Representing the state University of Brunei Darussalam (UNISSA), Dr. Haji Hambali bin Haji Awang Jaili shifted the analytical focus toward the dangerous pedagogical shifts triggered by modern automation and hyper-digitalization. He warned that unregulated generative software is hollowing out student critical thinking.

“Most students are proudly using artificial intelligence to bypass academic rigor, utilizing it to manufacture coursework and assignments effortlessly,” Dr. Hambali warned in English. “By doing so, they are attempting to neglect the absolute importance of absorbing real, empirical knowledge from human academicians. Through this conference, we are actively sharing frameworks to ensure our teaching methodologies remain firmly aligned with our institutional philosophy and the moral teachings of the Quran and Sunnah.”

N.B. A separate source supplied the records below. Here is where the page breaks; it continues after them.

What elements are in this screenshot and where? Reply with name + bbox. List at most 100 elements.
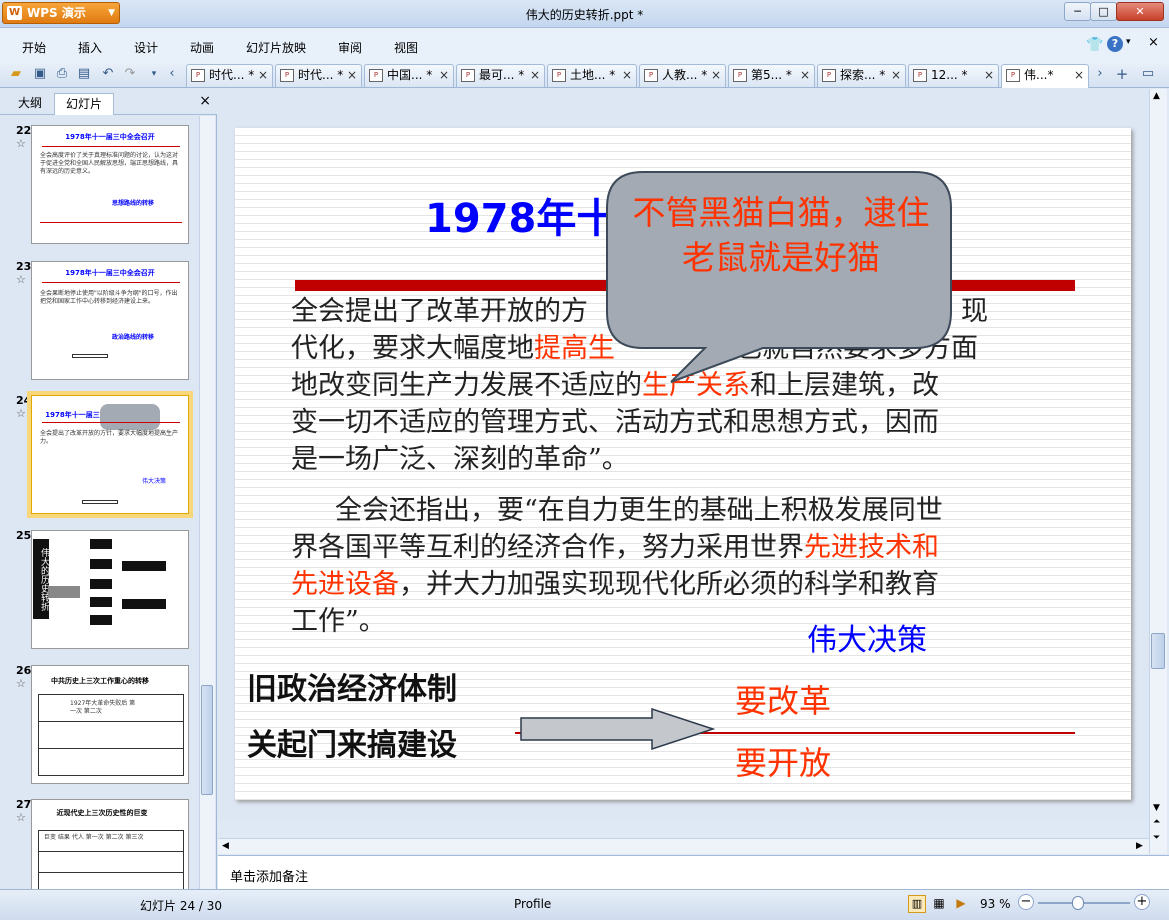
editor-vertical-scrollbar[interactable]: ▲ ▼ ⏶ ⏷ [1149, 89, 1167, 854]
scroll-left-icon[interactable]: ◀ [222, 841, 229, 851]
close-icon[interactable]: × [1074, 65, 1084, 86]
slide-sorter-icon[interactable]: ▦ [930, 895, 948, 913]
slide-thumbnail[interactable]: 1978年十一届三中全会召开 全会果断地停止使用"以阶级斗争为纲"的口号，作出把… [31, 261, 189, 380]
help-icon[interactable]: ? [1107, 36, 1123, 52]
doc-tab[interactable]: P 时代... * × [186, 64, 273, 87]
zoom-out-icon[interactable]: − [1018, 894, 1034, 910]
para1-line1b[interactable]: 现 [961, 294, 988, 330]
zoom-slider-track[interactable] [1038, 902, 1130, 904]
new-tab-icon[interactable]: + [1114, 66, 1130, 82]
callout-text[interactable]: 不管黑猫白猫，逮住老鼠就是好猫 [623, 190, 939, 280]
menu-review[interactable]: 审阅 [338, 39, 362, 56]
doc-tab-active[interactable]: P 伟...* × [1001, 64, 1089, 88]
editor-horizontal-scrollbar[interactable]: ◀ ▶ [218, 838, 1149, 854]
slideshow-icon[interactable]: ▶ [952, 895, 970, 913]
para1-line1a[interactable]: 全会提出了改革开放的方 [291, 294, 588, 330]
reform-label[interactable]: 要改革 [735, 676, 831, 722]
slide-thumbnail[interactable]: 中共历史上三次工作重心的转移 1927年大革命失败后 第一次 第二次 [31, 665, 189, 784]
doc-tab[interactable]: P 12... * × [908, 64, 999, 87]
scroll-up-icon[interactable]: ▲ [1153, 91, 1160, 101]
shirt-icon[interactable]: 👕 [1086, 37, 1103, 53]
notes-pane[interactable]: 单击添加备注 [218, 855, 1169, 889]
tab-scroll-left-icon[interactable]: ‹ [164, 66, 180, 82]
para2-line2[interactable]: 界各国平等互利的经济合作，努力采用世界先进技术和 [291, 530, 939, 566]
para1-line2[interactable]: 代化，要求大幅度地提高生 [291, 331, 615, 367]
slide-thumbnail[interactable]: 近现代史上三次历史性的巨变 巨变 结果 代人 第一次 第二次 第三次 [31, 799, 189, 889]
slide-canvas[interactable]: 1978年十 全会提出了改革开放的方 现 代化，要求大幅度地提高生 也就自然要求… [235, 128, 1131, 800]
undo-icon[interactable]: ↶ [100, 66, 116, 82]
para2-line4[interactable]: 工作”。 [291, 604, 386, 640]
open-label[interactable]: 要开放 [735, 738, 831, 784]
close-icon[interactable]: × [711, 65, 721, 86]
tab-slides[interactable]: 幻灯片 [54, 93, 114, 115]
print-preview-icon[interactable]: ▤ [76, 66, 92, 82]
tab-list-icon[interactable]: ▭ [1140, 66, 1156, 82]
closed-door-label[interactable]: 关起门来搞建设 [247, 720, 457, 764]
minimize-button[interactable]: ─ [1064, 2, 1091, 21]
close-icon[interactable]: × [199, 93, 211, 109]
ppt-file-icon: P [191, 69, 205, 82]
close-icon[interactable]: × [1148, 35, 1159, 50]
editor-scroll-thumb[interactable] [1151, 633, 1165, 669]
doc-tab-label: 中国... * [387, 68, 433, 82]
maximize-button[interactable]: □ [1090, 2, 1117, 21]
close-icon[interactable]: × [439, 65, 449, 86]
slide-thumbnail[interactable]: 伟大的历史转折 [31, 530, 189, 649]
menu-insert[interactable]: 插入 [78, 39, 102, 56]
close-icon[interactable]: × [891, 65, 901, 86]
scroll-down-icon[interactable]: ▼ [1153, 803, 1160, 813]
close-icon[interactable]: × [258, 65, 268, 86]
slide-title[interactable]: 1978年十 [425, 186, 616, 244]
scroll-right-icon[interactable]: ▶ [1136, 841, 1143, 851]
chevron-down-icon[interactable]: ▾ [1126, 37, 1131, 47]
prev-slide-icon[interactable]: ⏶ [1153, 817, 1160, 827]
thumb-title: 中共历史上三次工作重心的转移 [51, 677, 149, 685]
close-icon[interactable]: × [622, 65, 632, 86]
slide-number: 26 [16, 664, 32, 677]
ppt-file-icon: P [1006, 69, 1020, 82]
para1-line5[interactable]: 是一场广泛、深刻的革命”。 [291, 442, 629, 478]
doc-tab[interactable]: P 人教... * × [639, 64, 726, 87]
great-decision-label[interactable]: 伟大决策 [807, 615, 927, 659]
animation-star-icon: ☆ [16, 677, 26, 690]
menu-animation[interactable]: 动画 [190, 39, 214, 56]
menu-view[interactable]: 视图 [394, 39, 418, 56]
close-icon[interactable]: × [530, 65, 540, 86]
doc-tab-label: 土地... * [570, 68, 616, 82]
doc-tab[interactable]: P 探索... * × [817, 64, 906, 87]
slide-thumbnail-selected[interactable]: 1978年十一届三中全会召开 全会提出了改革开放的方针，要求大幅度地提高生产力。… [27, 391, 193, 518]
close-icon[interactable]: × [800, 65, 810, 86]
redo-icon[interactable]: ↷ [122, 66, 138, 82]
close-button[interactable]: ✕ [1116, 2, 1164, 21]
arrow-right-shape[interactable] [520, 708, 715, 750]
doc-tab[interactable]: P 土地... * × [547, 64, 637, 87]
notes-placeholder[interactable]: 单击添加备注 [230, 866, 308, 885]
save-icon[interactable]: ▣ [32, 66, 48, 82]
doc-tab[interactable]: P 最可... * × [456, 64, 545, 87]
menu-start[interactable]: 开始 [22, 39, 46, 56]
para1-line4[interactable]: 变一切不适应的管理方式、活动方式和思想方式，因而 [291, 405, 939, 441]
normal-view-icon[interactable]: ▥ [908, 895, 926, 913]
tab-outline[interactable]: 大纲 [8, 93, 52, 115]
zoom-in-icon[interactable]: + [1134, 894, 1150, 910]
zoom-slider-handle[interactable] [1072, 896, 1084, 910]
next-slide-icon[interactable]: ⏷ [1153, 833, 1160, 843]
menu-design[interactable]: 设计 [134, 39, 158, 56]
slide-thumbnail[interactable]: 1978年十一届三中全会召开 全会高度评价了关于真理标准问题的讨论，认为这对于促… [31, 125, 189, 244]
highlight-tech: 先进技术和 [804, 532, 939, 563]
old-system-label[interactable]: 旧政治经济体制 [247, 664, 457, 708]
para2-line1[interactable]: 全会还指出，要“在自力更生的基础上积极发展同世 [335, 493, 943, 529]
open-folder-icon[interactable]: ▰ [8, 66, 24, 82]
thumbnail-list[interactable]: 22 ☆ 1978年十一届三中全会召开 全会高度评价了关于真理标准问题的讨论，认… [0, 116, 199, 889]
doc-tab[interactable]: P 第5... * × [728, 64, 815, 87]
para2-line3[interactable]: 先进设备，并大力加强实现现代化所必须的科学和教育 [291, 567, 939, 603]
close-icon[interactable]: × [984, 65, 994, 86]
menu-slideshow[interactable]: 幻灯片放映 [246, 39, 306, 56]
print-icon[interactable]: ⎙ [54, 66, 70, 82]
doc-tab[interactable]: P 中国... * × [364, 64, 454, 87]
tab-scroll-right-icon[interactable]: › [1092, 66, 1108, 82]
quick-access-dropdown-icon[interactable]: ▾ [146, 66, 162, 82]
close-icon[interactable]: × [347, 65, 357, 86]
doc-tab[interactable]: P 时代... * × [275, 64, 362, 87]
panel-scroll-thumb[interactable] [201, 685, 213, 795]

The high-level conference proved so strategically persuasive that non-member institutions announced their immediate integration into the bloc. Assistant Professor Dr. Muhammad Tolan Kaemah from Thailand’s Yala Rajabhat University announced that his institution would officially tender its membership application during the legislative assembly.

“I hold a profound conviction that the AIUA can systematically drive Islamic higher education forward while delivering massive structural contributions to the Muslim Ummah across ASEAN nations,” Dr. Kaemah stated.

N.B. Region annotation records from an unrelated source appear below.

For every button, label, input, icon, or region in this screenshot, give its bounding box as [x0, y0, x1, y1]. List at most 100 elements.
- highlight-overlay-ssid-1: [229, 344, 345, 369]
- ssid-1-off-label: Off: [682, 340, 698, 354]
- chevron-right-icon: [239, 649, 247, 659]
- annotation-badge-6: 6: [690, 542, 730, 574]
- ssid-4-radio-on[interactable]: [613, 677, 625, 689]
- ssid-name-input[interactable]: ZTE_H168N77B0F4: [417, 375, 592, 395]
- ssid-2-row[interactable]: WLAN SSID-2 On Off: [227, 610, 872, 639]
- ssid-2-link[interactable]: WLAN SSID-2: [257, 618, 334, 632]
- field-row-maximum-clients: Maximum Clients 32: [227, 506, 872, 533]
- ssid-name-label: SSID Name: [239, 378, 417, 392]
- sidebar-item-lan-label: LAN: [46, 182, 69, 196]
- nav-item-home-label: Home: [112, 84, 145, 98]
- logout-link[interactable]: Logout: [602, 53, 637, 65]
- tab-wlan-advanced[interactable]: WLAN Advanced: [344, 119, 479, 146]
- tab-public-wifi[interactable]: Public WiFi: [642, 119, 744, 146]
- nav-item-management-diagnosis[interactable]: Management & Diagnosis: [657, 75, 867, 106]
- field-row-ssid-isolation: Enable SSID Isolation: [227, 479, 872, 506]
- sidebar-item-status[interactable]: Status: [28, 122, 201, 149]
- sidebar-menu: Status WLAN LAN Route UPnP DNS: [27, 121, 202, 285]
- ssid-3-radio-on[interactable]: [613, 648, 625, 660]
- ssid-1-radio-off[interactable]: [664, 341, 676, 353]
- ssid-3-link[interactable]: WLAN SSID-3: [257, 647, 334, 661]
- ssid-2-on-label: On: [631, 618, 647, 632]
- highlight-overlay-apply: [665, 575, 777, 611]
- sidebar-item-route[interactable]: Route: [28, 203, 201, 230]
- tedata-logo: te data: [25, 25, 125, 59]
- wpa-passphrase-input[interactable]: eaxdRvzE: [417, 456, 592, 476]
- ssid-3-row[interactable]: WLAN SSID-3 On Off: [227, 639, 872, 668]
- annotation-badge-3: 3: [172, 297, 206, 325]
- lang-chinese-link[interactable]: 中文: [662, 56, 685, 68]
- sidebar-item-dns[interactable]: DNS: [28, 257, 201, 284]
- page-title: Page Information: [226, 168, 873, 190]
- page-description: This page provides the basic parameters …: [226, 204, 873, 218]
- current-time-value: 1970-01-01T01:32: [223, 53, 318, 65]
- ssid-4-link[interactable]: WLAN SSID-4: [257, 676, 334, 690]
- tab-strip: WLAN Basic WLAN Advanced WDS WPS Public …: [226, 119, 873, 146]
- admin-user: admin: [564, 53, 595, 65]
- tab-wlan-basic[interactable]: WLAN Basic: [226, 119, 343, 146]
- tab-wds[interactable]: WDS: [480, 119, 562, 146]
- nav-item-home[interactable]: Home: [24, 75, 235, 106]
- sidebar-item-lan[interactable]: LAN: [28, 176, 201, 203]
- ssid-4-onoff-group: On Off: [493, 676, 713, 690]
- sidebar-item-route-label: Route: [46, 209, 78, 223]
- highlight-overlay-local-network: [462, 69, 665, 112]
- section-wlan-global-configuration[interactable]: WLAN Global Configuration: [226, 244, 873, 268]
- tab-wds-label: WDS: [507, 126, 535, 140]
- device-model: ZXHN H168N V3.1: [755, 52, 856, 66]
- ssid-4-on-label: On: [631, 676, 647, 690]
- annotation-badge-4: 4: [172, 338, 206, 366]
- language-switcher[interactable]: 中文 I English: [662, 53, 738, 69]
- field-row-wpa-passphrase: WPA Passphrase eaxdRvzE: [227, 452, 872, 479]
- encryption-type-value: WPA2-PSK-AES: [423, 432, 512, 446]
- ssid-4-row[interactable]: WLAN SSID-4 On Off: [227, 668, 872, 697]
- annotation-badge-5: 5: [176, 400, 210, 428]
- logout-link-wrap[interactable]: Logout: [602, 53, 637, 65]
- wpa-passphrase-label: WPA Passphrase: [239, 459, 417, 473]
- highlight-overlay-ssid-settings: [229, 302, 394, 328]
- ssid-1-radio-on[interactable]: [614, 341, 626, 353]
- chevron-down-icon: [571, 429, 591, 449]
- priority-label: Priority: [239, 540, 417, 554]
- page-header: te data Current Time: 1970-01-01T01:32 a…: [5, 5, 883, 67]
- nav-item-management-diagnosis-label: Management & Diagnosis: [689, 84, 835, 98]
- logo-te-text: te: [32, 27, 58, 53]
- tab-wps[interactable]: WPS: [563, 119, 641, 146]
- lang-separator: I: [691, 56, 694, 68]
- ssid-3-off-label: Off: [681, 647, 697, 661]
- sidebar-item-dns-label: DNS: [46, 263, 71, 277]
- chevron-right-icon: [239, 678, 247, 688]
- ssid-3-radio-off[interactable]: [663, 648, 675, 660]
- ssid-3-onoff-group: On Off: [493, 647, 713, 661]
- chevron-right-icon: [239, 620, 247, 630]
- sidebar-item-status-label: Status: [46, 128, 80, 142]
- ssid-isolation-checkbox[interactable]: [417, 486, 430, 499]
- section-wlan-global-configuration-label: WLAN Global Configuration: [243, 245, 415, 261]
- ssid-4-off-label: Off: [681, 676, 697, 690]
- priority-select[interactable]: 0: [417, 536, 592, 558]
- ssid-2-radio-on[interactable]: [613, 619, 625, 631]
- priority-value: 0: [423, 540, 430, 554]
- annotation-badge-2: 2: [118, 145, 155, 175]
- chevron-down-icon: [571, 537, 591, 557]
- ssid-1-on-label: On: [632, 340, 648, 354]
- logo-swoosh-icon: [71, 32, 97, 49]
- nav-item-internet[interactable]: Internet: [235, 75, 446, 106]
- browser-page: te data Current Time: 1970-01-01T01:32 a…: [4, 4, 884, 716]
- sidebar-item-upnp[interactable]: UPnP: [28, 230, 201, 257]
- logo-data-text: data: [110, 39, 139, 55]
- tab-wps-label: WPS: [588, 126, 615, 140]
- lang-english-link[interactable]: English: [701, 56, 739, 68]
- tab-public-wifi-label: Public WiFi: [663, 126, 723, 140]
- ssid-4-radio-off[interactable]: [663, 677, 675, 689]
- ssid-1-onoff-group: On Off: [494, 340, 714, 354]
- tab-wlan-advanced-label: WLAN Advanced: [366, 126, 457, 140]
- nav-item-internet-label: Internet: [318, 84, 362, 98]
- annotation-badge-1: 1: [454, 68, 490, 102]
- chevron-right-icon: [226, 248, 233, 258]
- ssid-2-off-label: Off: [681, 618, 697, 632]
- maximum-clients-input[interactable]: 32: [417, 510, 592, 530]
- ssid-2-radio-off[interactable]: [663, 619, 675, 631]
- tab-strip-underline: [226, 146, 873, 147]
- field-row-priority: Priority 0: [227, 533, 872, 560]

He concluded by linking the future of pedagogical engineering with ancient theological virtues, quoting the core Quranic mandate of societal justice. “Being truly educated requires a foundation built strictly upon the virtue of ethics. I refer directly to the Quranic directive of ‘Amr bil-ma'ruf wa nahi 'anil-munkar’ by enjoining what is good and forbidding what is wrong. To act as a modern educator, we must operate strictly on the basis of that divine ethical anchor,” Kaemah concluded.